Render JavaScript and HTML in (any) Java Program (Access rendered DOM Tree)?

tim picture tim · Jan 29, 2010 · Viewed 12.1k times · Source

What are the best Java libraries to "fully download any webpage and render the built-in JavaScript(s) and then access the rendered webpage (that is the DOM-Tree !) programmatically and get the DOM Tree as an "HTML-Source"?

(Something similarly what firebug does in the end, it renders the page and I get access to the fully rendered DOM Tree, as the page looks like in the browser! In contrast, if I click "show source" I only get the JavaScript source code. This is not what I want.

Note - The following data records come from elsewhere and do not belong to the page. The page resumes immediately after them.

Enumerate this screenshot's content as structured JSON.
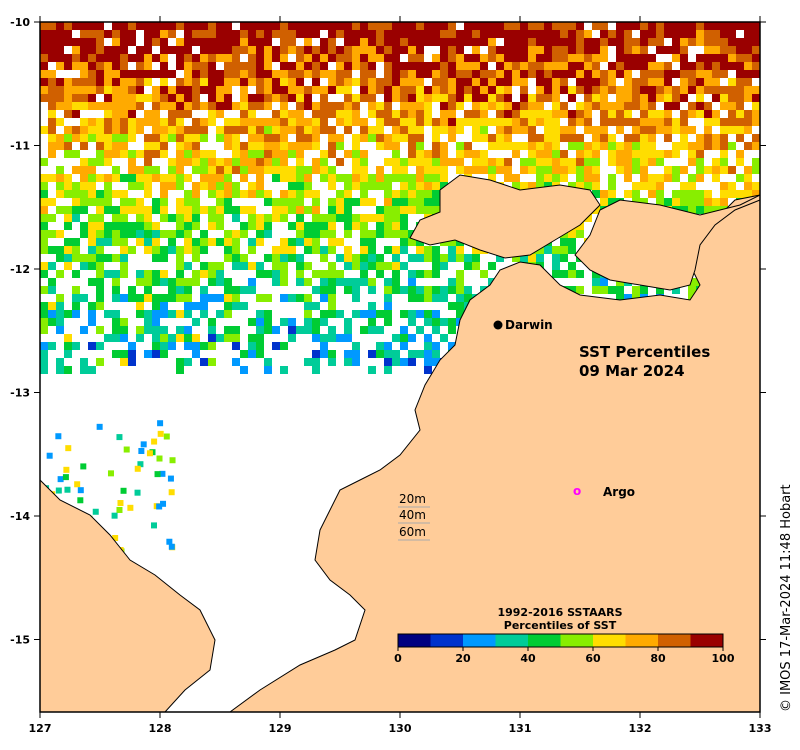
{
  "map": {
    "title_line1": "SST Percentiles",
    "title_line2": "09 Mar 2024",
    "lon_ticks": [
      "127",
      "128",
      "129",
      "130",
      "131",
      "132",
      "133"
    ],
    "lat_ticks": [
      "-10",
      "-11",
      "-12",
      "-13",
      "-14",
      "-15"
    ],
    "city": "Darwin",
    "argo_label": "Argo",
    "argo_marker": "o",
    "depth_labels": [
      "20m",
      "40m",
      "60m"
    ],
    "colorbar": {
      "title_line1": "1992-2016 SSTAARS",
      "title_line2": "Percentiles of SST",
      "tick_labels": [
        "0",
        "20",
        "40",
        "60",
        "80",
        "100"
      ],
      "colors": [
        "#000080",
        "#0033cc",
        "#0099ff",
        "#00cc99",
        "#00cc33",
        "#88ee00",
        "#ffdd00",
        "#ffaa00",
        "#d06000",
        "#9a0000"
      ]
    },
    "credit": "© IMOS 17-Mar-2024 11:48 Hobart",
    "colors": {
      "land": "#ffcc99",
      "no_data": "#ffffff"
    }
  }
}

I need to have access to the rendered page...)

(With rendering I mean only rendering the DOM Tree not a visual rendering...)

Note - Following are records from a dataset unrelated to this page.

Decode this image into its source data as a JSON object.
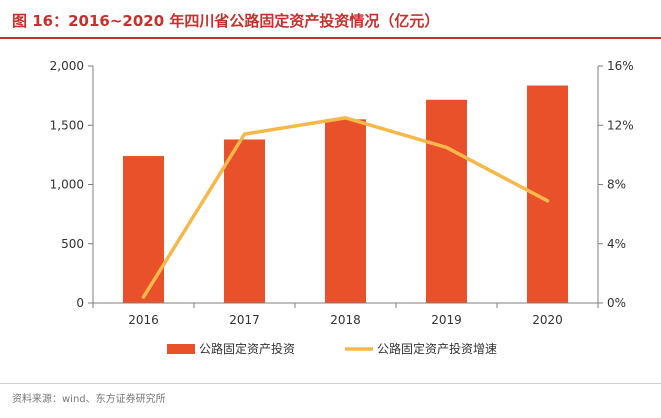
{
  "title": "图 16：2016~2020 年四川省公路固定资产投资情况（亿元）",
  "source": "资料来源：wind、东方证券研究所",
  "colors": {
    "bar": "#e8512a",
    "line": "#f7b84b",
    "title": "#c8302c",
    "axis": "#7f7f7f"
  },
  "chart_data": {
    "type": "bar",
    "categories": [
      "2016",
      "2017",
      "2018",
      "2019",
      "2020"
    ],
    "series": [
      {
        "name": "公路固定资产投资",
        "type": "bar",
        "axis": "left",
        "values": [
          1240,
          1380,
          1550,
          1715,
          1835
        ]
      },
      {
        "name": "公路固定资产投资增速",
        "type": "line",
        "axis": "right",
        "values": [
          0.4,
          11.4,
          12.5,
          10.5,
          6.9
        ]
      }
    ],
    "y_left": {
      "ylim": [
        0,
        2000
      ],
      "ticks": [
        0,
        500,
        1000,
        1500,
        2000
      ],
      "tick_labels": [
        "0",
        "500",
        "1,000",
        "1,500",
        "2,000"
      ]
    },
    "y_right": {
      "ylim": [
        0,
        16
      ],
      "ticks": [
        0,
        4,
        8,
        12,
        16
      ],
      "tick_labels": [
        "0%",
        "4%",
        "8%",
        "12%",
        "16%"
      ]
    },
    "legend": "bottom",
    "grid": false
  }
}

This does not have to be one single library, it's ok to have several libraries that can accomplish this together (one will download, one render...), but due to the dynamic nature of JavaScript most likely the JavaScript library will also have to have some kind of downloader to fully render any asynchronous JS...

Background:
In the "good old days" HttpClient (Apache Library) was everything required to build your own very simple crawler. (A lot of cralwers like Nutch or Heretrix are still built around this core princible, mainly focussing on Standard HTML parsing, so I can't learn from them) My problem is that I need to crawl some websites that rely heavily on JavaScript and that I can't parse with HttpClient as I defenitely need to execute the JavaScripts before...

Answer

Erica picture Erica · Feb 1, 2012

This is a bit outside of the box, but if you are planning on running your code in a server where you have complete control over your environment, it might work...

Install Firefox (or XulRunner, if you want to keep things lightweight) on your machine.

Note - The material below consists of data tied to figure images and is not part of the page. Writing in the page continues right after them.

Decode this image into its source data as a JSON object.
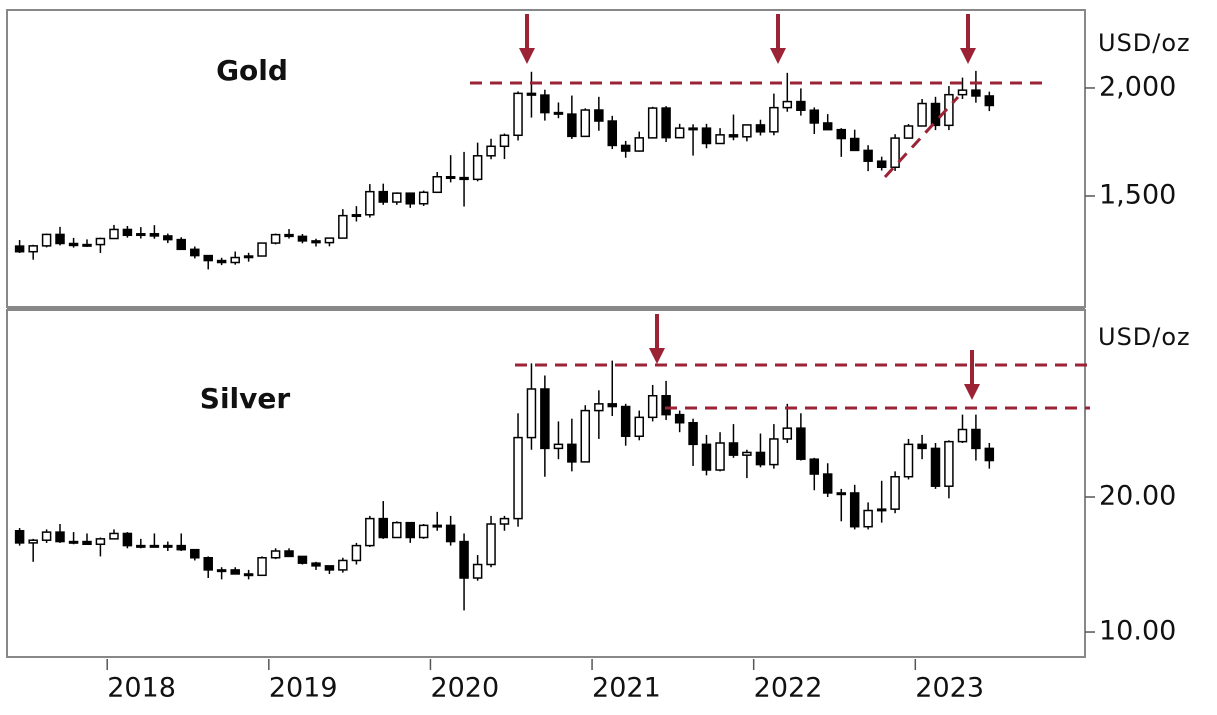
{
  "chart_data": {
    "type": "candlestick",
    "up_color": "#ffffff",
    "down_color": "#000000",
    "xlim": [
      2017.38,
      2024.05
    ],
    "xticks": [
      2018,
      2019,
      2020,
      2021,
      2022,
      2023
    ],
    "x": [
      2017.458,
      2017.542,
      2017.625,
      2017.708,
      2017.792,
      2017.875,
      2017.958,
      2018.042,
      2018.125,
      2018.208,
      2018.292,
      2018.375,
      2018.458,
      2018.542,
      2018.625,
      2018.708,
      2018.792,
      2018.875,
      2018.958,
      2019.042,
      2019.125,
      2019.208,
      2019.292,
      2019.375,
      2019.458,
      2019.542,
      2019.625,
      2019.708,
      2019.792,
      2019.875,
      2019.958,
      2020.042,
      2020.125,
      2020.208,
      2020.292,
      2020.375,
      2020.458,
      2020.542,
      2020.625,
      2020.708,
      2020.792,
      2020.875,
      2020.958,
      2021.042,
      2021.125,
      2021.208,
      2021.292,
      2021.375,
      2021.458,
      2021.542,
      2021.625,
      2021.708,
      2021.792,
      2021.875,
      2021.958,
      2022.042,
      2022.125,
      2022.208,
      2022.292,
      2022.375,
      2022.458,
      2022.542,
      2022.625,
      2022.708,
      2022.792,
      2022.875,
      2022.958,
      2023.042,
      2023.125,
      2023.208,
      2023.292,
      2023.375,
      2023.458
    ],
    "panels": [
      {
        "title": "Gold",
        "y_label": "USD/oz",
        "ylim": [
          986,
          2361
        ],
        "yticks": [
          {
            "value": 1500,
            "label": "1,500"
          },
          {
            "value": 2000,
            "label": "2,000"
          }
        ],
        "open": [
          1268,
          1242,
          1269,
          1322,
          1280,
          1271,
          1275,
          1303,
          1345,
          1318,
          1325,
          1315,
          1298,
          1253,
          1224,
          1201,
          1192,
          1215,
          1222,
          1282,
          1321,
          1313,
          1292,
          1284,
          1305,
          1409,
          1413,
          1520,
          1472,
          1513,
          1464,
          1517,
          1589,
          1585,
          1577,
          1686,
          1730,
          1781,
          1975,
          1967,
          1886,
          1879,
          1776,
          1898,
          1847,
          1734,
          1708,
          1769,
          1907,
          1770,
          1814,
          1814,
          1743,
          1783,
          1774,
          1829,
          1797,
          1909,
          1937,
          1897,
          1838,
          1807,
          1766,
          1711,
          1661,
          1633,
          1768,
          1824,
          1928,
          1827,
          1969,
          1990,
          1963
        ],
        "high": [
          1296,
          1274,
          1326,
          1357,
          1306,
          1299,
          1307,
          1366,
          1361,
          1356,
          1365,
          1326,
          1309,
          1266,
          1222,
          1214,
          1243,
          1237,
          1284,
          1326,
          1347,
          1324,
          1302,
          1306,
          1439,
          1453,
          1555,
          1557,
          1517,
          1516,
          1525,
          1611,
          1689,
          1704,
          1747,
          1765,
          1789,
          1984,
          2075,
          1992,
          1933,
          1965,
          1906,
          1959,
          1871,
          1755,
          1798,
          1913,
          1916,
          1834,
          1832,
          1834,
          1814,
          1877,
          1831,
          1853,
          1974,
          2070,
          1998,
          1910,
          1879,
          1814,
          1807,
          1735,
          1682,
          1786,
          1833,
          1949,
          1959,
          2009,
          2048,
          2079,
          1983
        ],
        "low": [
          1236,
          1205,
          1262,
          1271,
          1261,
          1264,
          1236,
          1302,
          1307,
          1303,
          1302,
          1282,
          1251,
          1211,
          1160,
          1180,
          1182,
          1196,
          1221,
          1276,
          1303,
          1281,
          1266,
          1267,
          1311,
          1382,
          1400,
          1459,
          1459,
          1445,
          1454,
          1517,
          1563,
          1451,
          1568,
          1670,
          1671,
          1757,
          1863,
          1849,
          1860,
          1764,
          1775,
          1802,
          1717,
          1677,
          1705,
          1766,
          1750,
          1767,
          1687,
          1721,
          1746,
          1758,
          1753,
          1780,
          1781,
          1890,
          1872,
          1787,
          1805,
          1681,
          1709,
          1615,
          1618,
          1616,
          1765,
          1823,
          1805,
          1805,
          1949,
          1932,
          1893
        ],
        "close": [
          1242,
          1269,
          1322,
          1280,
          1271,
          1275,
          1303,
          1345,
          1318,
          1325,
          1315,
          1298,
          1253,
          1224,
          1201,
          1192,
          1215,
          1222,
          1282,
          1321,
          1313,
          1292,
          1284,
          1305,
          1409,
          1413,
          1520,
          1472,
          1513,
          1464,
          1517,
          1589,
          1585,
          1577,
          1686,
          1730,
          1781,
          1975,
          1967,
          1886,
          1879,
          1776,
          1898,
          1847,
          1734,
          1708,
          1769,
          1907,
          1770,
          1814,
          1814,
          1743,
          1783,
          1774,
          1829,
          1797,
          1909,
          1937,
          1897,
          1838,
          1807,
          1766,
          1711,
          1661,
          1633,
          1768,
          1824,
          1928,
          1827,
          1969,
          1990,
          1963,
          1919
        ]
      },
      {
        "title": "Silver",
        "y_label": "USD/oz",
        "ylim": [
          8.15,
          33.85
        ],
        "yticks": [
          {
            "value": 10,
            "label": "10.00"
          },
          {
            "value": 20,
            "label": "20.00"
          }
        ],
        "open": [
          17.5,
          16.6,
          16.8,
          17.4,
          16.7,
          16.7,
          16.5,
          16.9,
          17.3,
          16.4,
          16.3,
          16.4,
          16.4,
          16.1,
          15.5,
          14.6,
          14.6,
          14.3,
          14.2,
          15.5,
          16.0,
          15.6,
          15.1,
          14.9,
          14.6,
          15.3,
          16.4,
          18.4,
          17.0,
          18.1,
          17.0,
          17.9,
          17.9,
          16.7,
          14.0,
          15.0,
          18.0,
          18.4,
          24.4,
          28.0,
          23.6,
          23.9,
          22.6,
          26.4,
          26.9,
          26.7,
          24.5,
          25.9,
          27.5,
          26.1,
          25.5,
          23.9,
          22.0,
          24.0,
          23.1,
          23.3,
          22.4,
          24.3,
          25.1,
          22.8,
          21.7,
          20.3,
          20.3,
          17.8,
          19.0,
          19.1,
          21.5,
          23.9,
          23.6,
          20.8,
          24.1,
          25.0,
          23.6
        ],
        "high": [
          17.7,
          16.9,
          17.6,
          18.0,
          17.4,
          17.3,
          17.0,
          17.6,
          17.4,
          16.9,
          17.3,
          16.7,
          17.3,
          16.0,
          15.6,
          14.8,
          14.8,
          14.6,
          15.6,
          16.2,
          16.2,
          15.6,
          15.2,
          14.9,
          15.5,
          16.6,
          18.6,
          19.7,
          18.2,
          18.1,
          18.0,
          18.9,
          18.6,
          17.3,
          15.7,
          18.6,
          18.6,
          26.2,
          29.9,
          29.0,
          25.6,
          25.8,
          26.8,
          27.9,
          30.1,
          26.9,
          26.4,
          28.3,
          28.6,
          26.4,
          25.8,
          24.6,
          24.8,
          25.4,
          23.5,
          24.7,
          25.4,
          26.9,
          26.2,
          22.9,
          22.5,
          20.6,
          20.9,
          19.6,
          21.2,
          21.9,
          24.3,
          24.6,
          24.0,
          24.2,
          26.1,
          26.1,
          24.0
        ],
        "low": [
          16.4,
          15.2,
          16.6,
          16.6,
          16.5,
          16.5,
          15.6,
          16.9,
          16.2,
          16.2,
          16.3,
          16.0,
          16.0,
          15.3,
          14.0,
          13.9,
          14.3,
          13.9,
          14.2,
          15.4,
          15.6,
          15.0,
          14.6,
          14.3,
          14.4,
          15.0,
          16.3,
          16.9,
          17.1,
          16.6,
          16.9,
          17.5,
          16.4,
          11.6,
          13.8,
          14.8,
          17.5,
          17.8,
          23.5,
          21.5,
          22.8,
          21.9,
          22.6,
          24.3,
          26.0,
          23.8,
          24.2,
          25.6,
          25.7,
          24.8,
          22.3,
          21.6,
          21.9,
          22.9,
          21.4,
          22.2,
          22.1,
          24.0,
          22.7,
          20.5,
          20.0,
          18.2,
          17.6,
          17.6,
          18.1,
          18.8,
          21.3,
          22.8,
          20.6,
          19.9,
          24.0,
          22.7,
          22.1
        ],
        "close": [
          16.6,
          16.8,
          17.4,
          16.7,
          16.7,
          16.5,
          16.9,
          17.3,
          16.4,
          16.3,
          16.4,
          16.4,
          16.1,
          15.5,
          14.6,
          14.6,
          14.3,
          14.2,
          15.5,
          16.0,
          15.6,
          15.1,
          14.9,
          14.6,
          15.3,
          16.4,
          18.4,
          17.0,
          18.1,
          17.0,
          17.9,
          17.9,
          16.7,
          14.0,
          15.0,
          18.0,
          18.4,
          24.4,
          28.0,
          23.6,
          23.9,
          22.6,
          26.4,
          26.9,
          26.7,
          24.5,
          25.9,
          27.5,
          26.1,
          25.5,
          23.9,
          22.0,
          24.0,
          23.1,
          23.3,
          22.4,
          24.3,
          25.1,
          22.8,
          21.7,
          20.3,
          20.3,
          17.8,
          19.0,
          19.1,
          21.5,
          23.9,
          23.6,
          20.8,
          24.1,
          25.0,
          23.6,
          22.7
        ]
      }
    ]
  }
}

Using the Firefox plugins system, write a small plugin which takes loads a given URL, waits a few seconds, then copies the page's DOM into a String.

From this plugin, use the Java LiveConnect API (see http://jdk6.java.net/plugin2/liveconnect/ and https://developer.mozilla.org/en/LiveConnect ) to push that string across to a public static function in some embedded Java code, which can either do the required processing itself or farm it out to some more complicated code.

Benefits: You are using a browser that most application developers target, so the observed behavior should be comparable. You can also upgrade the browser along the normal upgrade path, so your library won't become out-of-date as HTML standards change.

Disadvantages: You will need to have permission to start a non-headless application on your server. You'll also have the complexity of inter-process communication to worry about.

I have used the plugin API to call Java before, and it's quite achievable. If you'd like some sample code, you should take a look at the XQuery plugin - it loads XQuery code from the DOM, passes it across to the Java Saxon library for processing, then pushes the result back into the browser. There are some details about it here:

https://developer.mozilla.org/en/XQuery